1945 film by William A. Seiter

The Affairs of Susan is a 1945 American romantic comedy drama film directed by William A. Seiter and starring Joan Fontaine, Walter Abel, George Brent, Dennis O'Keefe and Don DeFore. It was distributed by Paramount Pictures. It is also known by the alternative title of Chameleon.

==Plot==

Susan Darell, a successful dramatic actress, returns to New York City from a tour entertaining the troops overseas. She is about to marry Richard Aiken, even though they have only known each other for a few weeks. Then Richard discovers that Susan has an ex-husband (and her current Broadway producer) named Roger Berton and two other former boyfriends when he sees their pictures in her living room.

At a cocktail party, he meets all three, each of whom describes her as an entirely different person. Worried, he invites them all to dinner, where he asks them to tell him all they know about her. Roger is willing, but the other two start to walk out. However, when Roger starts reminiscing about Susan, they sit back down.

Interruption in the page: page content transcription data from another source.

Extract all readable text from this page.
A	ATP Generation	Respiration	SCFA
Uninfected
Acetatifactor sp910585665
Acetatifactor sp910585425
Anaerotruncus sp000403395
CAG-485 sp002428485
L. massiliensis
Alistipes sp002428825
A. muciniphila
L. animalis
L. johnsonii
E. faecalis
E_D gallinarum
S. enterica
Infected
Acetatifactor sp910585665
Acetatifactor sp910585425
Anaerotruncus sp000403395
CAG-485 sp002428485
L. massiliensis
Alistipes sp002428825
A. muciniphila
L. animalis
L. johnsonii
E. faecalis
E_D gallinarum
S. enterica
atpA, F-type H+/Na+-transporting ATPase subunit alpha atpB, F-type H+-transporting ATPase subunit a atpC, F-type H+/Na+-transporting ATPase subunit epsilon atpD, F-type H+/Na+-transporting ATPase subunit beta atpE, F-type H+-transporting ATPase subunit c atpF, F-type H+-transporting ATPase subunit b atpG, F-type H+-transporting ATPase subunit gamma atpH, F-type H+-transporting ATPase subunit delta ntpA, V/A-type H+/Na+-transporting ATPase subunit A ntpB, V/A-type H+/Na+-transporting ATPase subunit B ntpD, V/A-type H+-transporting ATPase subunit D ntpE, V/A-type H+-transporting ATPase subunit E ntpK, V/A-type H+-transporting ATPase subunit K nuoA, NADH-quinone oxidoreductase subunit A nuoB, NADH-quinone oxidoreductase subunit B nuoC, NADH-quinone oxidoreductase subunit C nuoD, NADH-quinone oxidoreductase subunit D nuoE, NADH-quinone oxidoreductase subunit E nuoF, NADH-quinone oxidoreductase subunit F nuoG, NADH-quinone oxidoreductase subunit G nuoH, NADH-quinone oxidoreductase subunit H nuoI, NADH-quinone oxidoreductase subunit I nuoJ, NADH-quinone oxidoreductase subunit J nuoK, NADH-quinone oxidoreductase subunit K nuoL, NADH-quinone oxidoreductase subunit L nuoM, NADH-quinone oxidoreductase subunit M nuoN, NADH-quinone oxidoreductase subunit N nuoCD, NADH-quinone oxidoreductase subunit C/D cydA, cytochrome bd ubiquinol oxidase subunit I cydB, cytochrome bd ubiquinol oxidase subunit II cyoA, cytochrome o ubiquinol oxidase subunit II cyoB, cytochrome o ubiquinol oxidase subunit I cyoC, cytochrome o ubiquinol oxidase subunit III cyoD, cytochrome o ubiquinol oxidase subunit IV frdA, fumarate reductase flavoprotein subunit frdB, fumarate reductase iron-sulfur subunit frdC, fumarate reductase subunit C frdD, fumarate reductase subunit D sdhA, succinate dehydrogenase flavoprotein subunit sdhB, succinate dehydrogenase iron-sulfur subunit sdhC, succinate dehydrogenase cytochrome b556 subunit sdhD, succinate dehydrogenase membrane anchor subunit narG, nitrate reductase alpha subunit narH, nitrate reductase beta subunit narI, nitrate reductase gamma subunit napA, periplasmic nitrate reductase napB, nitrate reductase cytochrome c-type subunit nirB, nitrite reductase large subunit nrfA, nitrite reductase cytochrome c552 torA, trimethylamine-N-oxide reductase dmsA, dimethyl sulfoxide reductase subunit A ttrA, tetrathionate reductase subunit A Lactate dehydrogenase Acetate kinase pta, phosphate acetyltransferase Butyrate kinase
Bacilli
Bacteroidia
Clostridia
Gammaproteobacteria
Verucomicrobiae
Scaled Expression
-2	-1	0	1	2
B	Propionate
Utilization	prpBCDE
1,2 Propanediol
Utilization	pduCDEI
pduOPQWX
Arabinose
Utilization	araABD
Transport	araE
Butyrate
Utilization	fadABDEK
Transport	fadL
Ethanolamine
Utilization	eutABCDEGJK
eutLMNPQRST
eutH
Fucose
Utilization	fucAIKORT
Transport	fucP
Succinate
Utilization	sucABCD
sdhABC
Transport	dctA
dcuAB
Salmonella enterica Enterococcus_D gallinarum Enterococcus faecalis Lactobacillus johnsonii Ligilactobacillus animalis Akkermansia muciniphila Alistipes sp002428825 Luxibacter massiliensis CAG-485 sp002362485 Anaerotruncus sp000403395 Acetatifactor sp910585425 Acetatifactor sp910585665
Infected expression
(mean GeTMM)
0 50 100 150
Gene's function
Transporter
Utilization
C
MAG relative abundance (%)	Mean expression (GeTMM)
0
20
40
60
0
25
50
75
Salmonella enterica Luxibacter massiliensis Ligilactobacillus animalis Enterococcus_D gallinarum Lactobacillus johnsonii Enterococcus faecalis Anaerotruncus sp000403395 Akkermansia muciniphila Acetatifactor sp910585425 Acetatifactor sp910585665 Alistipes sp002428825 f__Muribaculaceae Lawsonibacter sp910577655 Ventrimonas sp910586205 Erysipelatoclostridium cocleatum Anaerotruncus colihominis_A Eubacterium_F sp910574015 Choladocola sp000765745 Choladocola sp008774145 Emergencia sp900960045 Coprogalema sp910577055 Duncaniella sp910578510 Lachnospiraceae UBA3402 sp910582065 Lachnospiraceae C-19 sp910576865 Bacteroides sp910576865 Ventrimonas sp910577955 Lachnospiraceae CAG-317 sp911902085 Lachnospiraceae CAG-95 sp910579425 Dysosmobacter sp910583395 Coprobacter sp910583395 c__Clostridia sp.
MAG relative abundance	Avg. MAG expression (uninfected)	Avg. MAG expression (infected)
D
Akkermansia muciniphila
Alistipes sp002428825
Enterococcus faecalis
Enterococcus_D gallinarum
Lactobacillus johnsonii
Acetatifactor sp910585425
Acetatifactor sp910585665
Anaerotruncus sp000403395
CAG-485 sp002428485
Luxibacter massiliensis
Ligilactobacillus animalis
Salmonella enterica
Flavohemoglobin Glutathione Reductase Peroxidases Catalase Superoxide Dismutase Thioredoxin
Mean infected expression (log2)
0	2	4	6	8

Roger meets Susan while on vacation in Rhode Island. When actress Mona Kent shows up, hoping to be cast as Joan of Arc in his next production, he flees by rowboat to an island. He talks a man into letting him board at his house for a while. He meets Susan, the man's niece, who lives there. Initially suspicious of her, he discovers that she is straightforward and honest and completely uninterested in acting. However, he thinks she is perfect to play Joan and makes her an actress, against her strong resistance. Then they fall in love and get married. Just before the premiere of Joan of Arc, Mona shows up and tries to sabotage it by getting a naive Susan drunk. Roger finds out in time and sobers her up. Susan draws rave reviews, but hardly anyone comes to see the play. Roger becomes repeatedly annoyed when Susan's complete honesty and forthrightness cause trouble for him. They divorce as a result.

Next up is Mike Ward, a wealthy lumberman from Montana. He meets Roger in a bar. When Roger sees how rich he is, he invites Mike to his office to discuss Mike investing in Roger's next show. A more sophisticated and less honest Susan barges in during the meeting, and taking a lesson from Mona, flatters Mike and takes him to lunch. Mike falls in love and begins proposing to her in a nightclub. Susan starts to let him down gently when Roger barges in and, assuming the worst (and wanting to reconcile with her), infuriates Susan into accepting Mike. However, Mike finds out about Susan's (fairly innocent) lying and breaks up with her.

Then novelist named Bill Anthony meets Susan in a park. Under Bill's influence, Susan turns into an intellectual. When Roger tells her that Bill does not believe in marriage, she does not trust him. She gets Bill drunk, knowing that when he is intoxicated he will agree to anything, and sets out to find a justice of the peace to marry them, but at the last moment, changes her mind. Back in the present, Bill regrets that she did not go through with it.

Reassured, Richard decides to go ahead with the marriage. However, Mike and Bill both propose to Susan again. She gently turns them down. Roger tells her that when they were first married, she was too young. Now she has grown up. She ultimately chooses him over Richard.

==Reception==
The film was nominated for Academy Award for Best Story in the 18th Academy Awards, but lost to The House on 92nd Street.

Critic Bosley Crowther wrote in The New York Times, "Producer Hal Wallis should have condensed the whole romp into an hour or so and not the two hours which the picture takes to run its course." He thought all four male leads gave capable performances, but found Fontaine's to be "very uneven".